KSA's Chambers of Commerce has complained over economic reforms leading to higher costs

Saudi Arabia’s private sector has called on the kingdom’s government to introduce incentives to support companies that are facing rising costs amid new reforms.

The rising operational costs of businesses in the GCC countries during the past few years has weakened the attractive edge of the business environment the region enjoyed for years.

In Saudi Arabia, managers of the ten biggest chambers of commerce and industry in the kingdom have, through a letter signed and forwarded to the Saudi Crown Prince, asked the government to consider introducing new incentives to boost industry.

The Chambers of Commerce have called upon the government to support national exports by reducing fees on production inputs and manpower, nationalisation of maintenance and operation contracts, especially for military and security equipment, and training for Saudis in line with the Saudisation policy.

The letter said the latest economic reforms have led to the rise of operational cost of companies and factories.
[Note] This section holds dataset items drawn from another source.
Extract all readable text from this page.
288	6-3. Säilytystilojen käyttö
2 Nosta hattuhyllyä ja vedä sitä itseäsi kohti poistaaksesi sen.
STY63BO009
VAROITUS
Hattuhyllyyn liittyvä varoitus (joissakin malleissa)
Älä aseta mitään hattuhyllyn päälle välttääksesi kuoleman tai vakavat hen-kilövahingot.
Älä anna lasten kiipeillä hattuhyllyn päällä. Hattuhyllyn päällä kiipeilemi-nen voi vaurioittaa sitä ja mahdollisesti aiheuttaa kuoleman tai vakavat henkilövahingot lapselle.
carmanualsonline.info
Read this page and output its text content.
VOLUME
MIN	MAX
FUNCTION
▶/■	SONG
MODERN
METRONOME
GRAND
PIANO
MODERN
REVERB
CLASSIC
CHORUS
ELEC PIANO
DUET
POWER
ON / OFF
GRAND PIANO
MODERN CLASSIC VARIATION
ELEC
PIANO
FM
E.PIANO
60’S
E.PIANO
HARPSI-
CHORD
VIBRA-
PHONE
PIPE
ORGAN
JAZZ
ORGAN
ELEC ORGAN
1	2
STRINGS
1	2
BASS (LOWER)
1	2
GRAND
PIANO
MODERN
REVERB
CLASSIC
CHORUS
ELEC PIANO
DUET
Businessmen also lamented that the new economic programme that Saudi Arabia recently implemented has led to a decline in purchasing power.

The industrial sector is equally suffering due to the rise in prices of power and fuel, the letter said.

In a visit to the Saudi Crown Prince, the businessmen also stressed on the challenges and obstacles faced by the private sector due to the latest government policies and procedures that have led to a slowdown in the performance of companies listed in the stock market.

According to the document submitted by the Saudi chambers of commerce and industry, the private sector recorded losses in all industries, except for those in petrochemicals, insurance, power and telecom sectors. Over a third (37 percent) of private sector companies incurred losses since the reforms were introduced, with 46 percent of firms seeing their profits declining during the same period, against 17 percent who reported increased profits.